Assim que percebeu movimento por trás de um cortinado, tocou a sineta do assustador portão de ferro forjado que desencorajava conhecidos e desconhecidos. Aliás, o casarão fora responsável pelo alargamento da ruela, pois havia sido construído, há alguns anos, no seu extremo, num terreno descampado. Erguido de acordo com a aparência e maneira de ser do proprietário. Possante, obscuro e enigmático. Mas Donzília não era mulher de se deixar intimidar por minudências. Resoluta, pegou na aldraba e bateu com força. Antes que repetisse a façanha, ouviu o estalar de um pesado ferrolho, o portão abriu-se e a figura imponente de Inácio perfilou-se diante dela. Donzília esperava encontrá-lo embaraçado, de olhos fugidios. Por isso, a altivez com que a convidou para entrar desconcertou-a. O homem encaminhou-a para a biblioteca (o Inácio Africano tinha uma biblioteca?!) e, antes que Donzília pudesse dizer ao que ía, desculpou-se por se ter dirigido a sua casa sem pré-aviso e causado um certo transtorno. Afinal, tinha lá ido, num gesto de solidariedade, prestar os seus respeitos e oferecer a sua compreensão no caso do largo da igreja. O tom de voz tinha, no entanto, laivos de rudeza e troça. Felizmente, um miado estridente soou algures na casa e Inácio pediu-lhe licença por uns instantes. Donzília começava a recompor-se da estranheza da situação em que se metera quando os seus olhos pousaram na escrivaninha: como gato escondido com o rabo de fora, num minúsculo compartimento em forma de arco, espreitava a ponta de um envelope pardo, com cheiro de flores silvestres! Sem conseguir conter a curiosidade, aproximou-se da escrivaninha e, como quem não quer a coisa, mas não querendo outra, puxou a ponta do envelope. Logo se apercebeu de mais uns quantos que cobriam pedaços de papel rascunhados com palavras de amor.

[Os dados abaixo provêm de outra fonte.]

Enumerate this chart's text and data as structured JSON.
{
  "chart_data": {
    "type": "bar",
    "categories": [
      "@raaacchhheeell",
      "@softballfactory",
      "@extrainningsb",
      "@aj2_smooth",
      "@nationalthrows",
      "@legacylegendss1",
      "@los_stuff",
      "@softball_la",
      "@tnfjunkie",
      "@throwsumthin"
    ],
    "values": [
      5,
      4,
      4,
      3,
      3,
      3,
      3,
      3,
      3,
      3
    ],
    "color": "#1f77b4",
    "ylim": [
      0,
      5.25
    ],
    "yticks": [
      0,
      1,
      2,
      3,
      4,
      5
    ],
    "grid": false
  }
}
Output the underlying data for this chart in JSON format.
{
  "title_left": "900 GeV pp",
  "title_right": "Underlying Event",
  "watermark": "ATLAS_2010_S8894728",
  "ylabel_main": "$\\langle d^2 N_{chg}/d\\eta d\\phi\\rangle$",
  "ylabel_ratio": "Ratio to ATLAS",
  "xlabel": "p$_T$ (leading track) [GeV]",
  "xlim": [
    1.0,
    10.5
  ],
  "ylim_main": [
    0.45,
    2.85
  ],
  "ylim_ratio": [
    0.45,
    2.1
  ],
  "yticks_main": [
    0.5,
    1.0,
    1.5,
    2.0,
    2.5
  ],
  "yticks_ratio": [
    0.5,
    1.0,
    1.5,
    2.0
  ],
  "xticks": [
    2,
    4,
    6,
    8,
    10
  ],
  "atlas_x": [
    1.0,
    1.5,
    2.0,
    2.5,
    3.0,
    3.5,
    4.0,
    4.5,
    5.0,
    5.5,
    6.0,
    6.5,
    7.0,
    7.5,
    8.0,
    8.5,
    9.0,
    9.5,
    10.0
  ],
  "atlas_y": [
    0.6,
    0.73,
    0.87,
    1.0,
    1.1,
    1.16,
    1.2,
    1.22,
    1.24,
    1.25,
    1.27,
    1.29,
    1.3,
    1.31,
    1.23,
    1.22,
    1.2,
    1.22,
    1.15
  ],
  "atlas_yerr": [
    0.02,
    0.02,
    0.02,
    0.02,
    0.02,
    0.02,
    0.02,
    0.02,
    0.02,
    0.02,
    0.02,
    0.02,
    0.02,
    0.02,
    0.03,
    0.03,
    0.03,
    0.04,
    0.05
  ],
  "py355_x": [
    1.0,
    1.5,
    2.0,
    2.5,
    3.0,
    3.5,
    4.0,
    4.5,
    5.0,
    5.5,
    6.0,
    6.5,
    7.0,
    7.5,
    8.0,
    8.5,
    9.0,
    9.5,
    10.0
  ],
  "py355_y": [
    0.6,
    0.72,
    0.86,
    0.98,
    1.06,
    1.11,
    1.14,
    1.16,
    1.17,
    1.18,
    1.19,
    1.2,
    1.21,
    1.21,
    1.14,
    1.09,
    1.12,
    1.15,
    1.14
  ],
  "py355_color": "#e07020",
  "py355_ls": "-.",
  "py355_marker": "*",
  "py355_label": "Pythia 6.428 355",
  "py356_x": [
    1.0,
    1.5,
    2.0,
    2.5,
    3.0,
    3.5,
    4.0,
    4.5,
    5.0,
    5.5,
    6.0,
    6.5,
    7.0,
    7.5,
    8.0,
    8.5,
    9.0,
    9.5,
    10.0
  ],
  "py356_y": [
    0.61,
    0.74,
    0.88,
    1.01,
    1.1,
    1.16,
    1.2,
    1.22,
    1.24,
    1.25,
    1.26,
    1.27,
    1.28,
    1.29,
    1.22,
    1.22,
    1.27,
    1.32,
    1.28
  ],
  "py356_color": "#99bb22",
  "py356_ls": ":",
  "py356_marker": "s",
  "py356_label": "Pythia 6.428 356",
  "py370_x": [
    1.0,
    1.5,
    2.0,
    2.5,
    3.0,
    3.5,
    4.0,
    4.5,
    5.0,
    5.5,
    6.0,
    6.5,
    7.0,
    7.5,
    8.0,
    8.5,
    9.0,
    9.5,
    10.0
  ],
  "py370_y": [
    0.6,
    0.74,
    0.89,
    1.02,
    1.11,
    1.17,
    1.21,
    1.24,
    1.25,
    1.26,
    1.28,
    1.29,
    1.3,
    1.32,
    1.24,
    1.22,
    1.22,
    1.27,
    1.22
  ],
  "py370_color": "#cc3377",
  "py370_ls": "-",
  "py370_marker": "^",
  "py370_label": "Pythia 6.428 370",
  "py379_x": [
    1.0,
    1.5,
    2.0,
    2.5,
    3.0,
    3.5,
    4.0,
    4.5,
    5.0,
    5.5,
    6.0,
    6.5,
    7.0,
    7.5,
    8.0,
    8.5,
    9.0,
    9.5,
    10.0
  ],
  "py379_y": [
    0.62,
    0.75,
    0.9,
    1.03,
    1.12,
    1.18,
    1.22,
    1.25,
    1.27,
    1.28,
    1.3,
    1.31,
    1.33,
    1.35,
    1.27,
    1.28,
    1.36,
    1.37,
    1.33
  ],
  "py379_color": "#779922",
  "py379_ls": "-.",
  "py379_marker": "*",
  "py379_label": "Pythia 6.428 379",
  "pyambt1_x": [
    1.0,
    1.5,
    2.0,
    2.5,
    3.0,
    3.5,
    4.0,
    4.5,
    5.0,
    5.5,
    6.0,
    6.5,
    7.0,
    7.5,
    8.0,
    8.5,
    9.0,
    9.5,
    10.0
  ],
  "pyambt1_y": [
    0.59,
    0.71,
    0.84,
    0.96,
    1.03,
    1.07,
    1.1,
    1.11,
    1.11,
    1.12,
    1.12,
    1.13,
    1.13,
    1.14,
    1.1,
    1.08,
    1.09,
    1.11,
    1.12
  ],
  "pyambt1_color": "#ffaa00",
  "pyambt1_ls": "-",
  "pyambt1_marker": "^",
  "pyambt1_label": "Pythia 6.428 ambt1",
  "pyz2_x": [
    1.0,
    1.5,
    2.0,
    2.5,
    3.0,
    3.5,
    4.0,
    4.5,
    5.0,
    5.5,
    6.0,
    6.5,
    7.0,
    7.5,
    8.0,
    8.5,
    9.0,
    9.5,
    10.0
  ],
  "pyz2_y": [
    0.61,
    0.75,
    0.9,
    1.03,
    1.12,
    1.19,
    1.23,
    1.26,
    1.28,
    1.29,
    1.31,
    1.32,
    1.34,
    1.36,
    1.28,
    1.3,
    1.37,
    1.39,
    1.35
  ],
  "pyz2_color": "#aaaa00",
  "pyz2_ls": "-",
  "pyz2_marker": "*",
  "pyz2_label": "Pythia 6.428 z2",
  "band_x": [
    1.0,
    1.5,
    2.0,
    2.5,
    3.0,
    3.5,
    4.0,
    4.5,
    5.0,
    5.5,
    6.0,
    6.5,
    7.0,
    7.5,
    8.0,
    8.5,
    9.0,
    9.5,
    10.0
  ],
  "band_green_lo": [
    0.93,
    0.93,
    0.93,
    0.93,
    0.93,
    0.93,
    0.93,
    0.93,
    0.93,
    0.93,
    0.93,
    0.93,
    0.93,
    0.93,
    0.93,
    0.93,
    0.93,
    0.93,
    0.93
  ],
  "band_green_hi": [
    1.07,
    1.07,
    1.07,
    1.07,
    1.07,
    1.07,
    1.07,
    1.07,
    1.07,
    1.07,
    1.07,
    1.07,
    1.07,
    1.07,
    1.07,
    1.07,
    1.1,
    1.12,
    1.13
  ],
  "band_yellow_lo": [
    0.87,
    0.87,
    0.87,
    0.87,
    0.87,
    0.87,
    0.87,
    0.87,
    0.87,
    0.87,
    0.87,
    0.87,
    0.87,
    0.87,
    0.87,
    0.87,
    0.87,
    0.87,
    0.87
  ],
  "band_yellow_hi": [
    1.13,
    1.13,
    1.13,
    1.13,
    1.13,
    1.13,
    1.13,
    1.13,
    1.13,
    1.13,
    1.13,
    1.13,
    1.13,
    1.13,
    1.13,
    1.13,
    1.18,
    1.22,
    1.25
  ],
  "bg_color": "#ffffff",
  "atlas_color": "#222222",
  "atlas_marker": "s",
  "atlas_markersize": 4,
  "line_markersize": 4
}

Em sobressalto, Donzília deixou tudo no mesmo sítio e saiu da casa antes que Inácio regressasse. Não saberia o que dizer-lhe. Desorientada, correu pelas ruas circundantes, sem rumo, apenas tentando organizar as ideias. Mas, então, o autor das cartas anónimas não era Dionísio?! Tinha a sensação de percorrer as mesmas ruas, repetidamente, em círculos, tal como a sua vida nos últimos tempos.